Другой пронесся мимо нас слева — он завопил:

— Им что, невдомек, что предельная скорость девяносто километров?

Затем:

— Эти грузовики, чтоб им, всю дорогу забили.

Затем:

— Она еще курит! Нет, ты посмотри, у нее ребенок в машине, а она курит!

— Не волнуйся ты так, — сказал я.

— А теперь новое дело — телефоны в машинах. Хорошенькое изобретение, нечего сказать. Ведут машину и лялякают по телефону! Хорошо бы Ингрид согласилась помогать и Эйбу, — ни с того ни с сего сказал он.

— Что-что? О чем ты?

— Хорошо бы Ингрид согласилась помогать и Эйбу, — повторил он. — Его помощница — ужасная стерва.

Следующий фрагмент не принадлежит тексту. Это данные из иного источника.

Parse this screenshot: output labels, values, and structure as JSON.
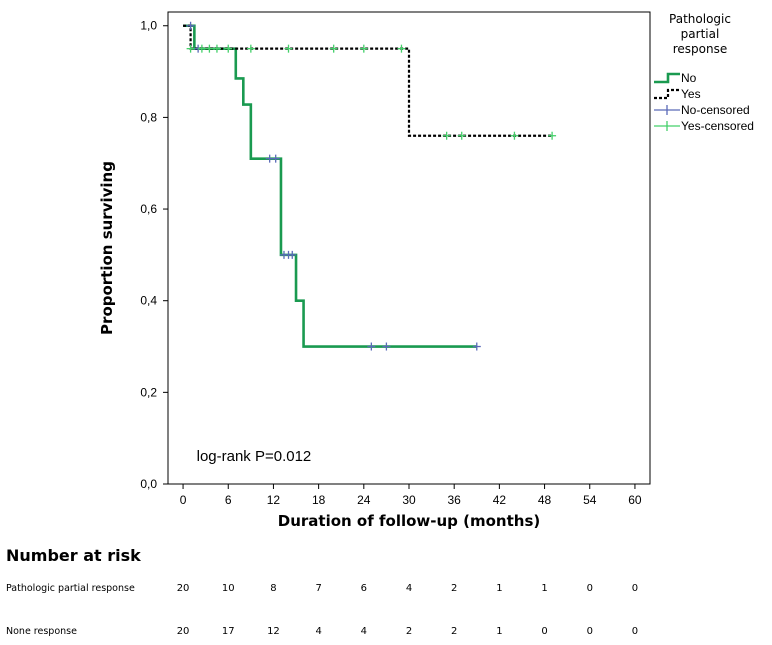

С Эйбом, соседом девяноста трех лет, отец, когда позволяла погода, совершал, вернее, пытался совершать ежедневный моцион. Эйб, на вид вполне бодрый старик, ходил на удивление твердо и уверенно для человека его возраста, хотя, отправляясь на прогулку вокруг квартала, они с отцом на всякий случай брались за руки, чтобы, не дай бог, не споткнуться на местных дорожках, цемент на которых пошел трещинами. «Хромые и слепые»[42] — так иронически называл их парочку отец. Иногда им удавалось дойти по Норт-Брод-стрит до той самой аптеки, иногда они сопровождали друг друга до парикмахерской, а как-то раз, когда я приехал к отцу, они только что возвратились с выборов мэра. Результат выборов был предрешен, сказал отец, но от нечего делать — почему б и не проголосовать. И когда бы, откуда бы они ни возвращались, едва Эйб уходил к себе, отец неизменно говорил:

— Через пять минут он забудет, что мы виделись.

В тот день, когда я приехал сообщить отцу, что у него обнаружили опухоль, сразу после того, как я ошеломил его этой новостью и он забился в угол дивана — обдумать, на что это его обрекает, — позвонил Эйб. Я подошел к телефону — Эйб говорил с подъемом, оживленно.

— Привет, это Герман?

— Нет, Филип, — сказал я.

— Не хочет ли ваш отец прогуляться?

— Нет, Эйб, он хочет поговорить со мной. Может быть, чуть попозже.

Не прошло и десяти минут, как телефон снова зазвонил.

— Не хочет ли ваш отец прогуляться?

— Не сейчас, Эйб, попозже.

Повесив трубку во второй раз, я отключил телефон так же, как в тот вечер перед мамиными похоронами, когда другой сосед, Уилкинс, пытался устрашить отца безумным хохотом.

— По какому номеру можно позвонить Ингрид в Нью-Йорк? Хочу с ней переговорить насчет Эйба.

— Пап, тебе сейчас не до Эйба. Пусть Ингрид пока что поможет тебе.

— Только бы с этого треклятого глаза удалили катаракту!.. Тогда я смогу сам ходить в банк, к зубному врачу, мне никто не будет нужен.

— Не горячись, через пару недель катаракту удалят. Дэвид всех поднял на ноги, чтобы операцию назначили как можно скорее. Иначе зачем бы нам сегодня ехать к нему?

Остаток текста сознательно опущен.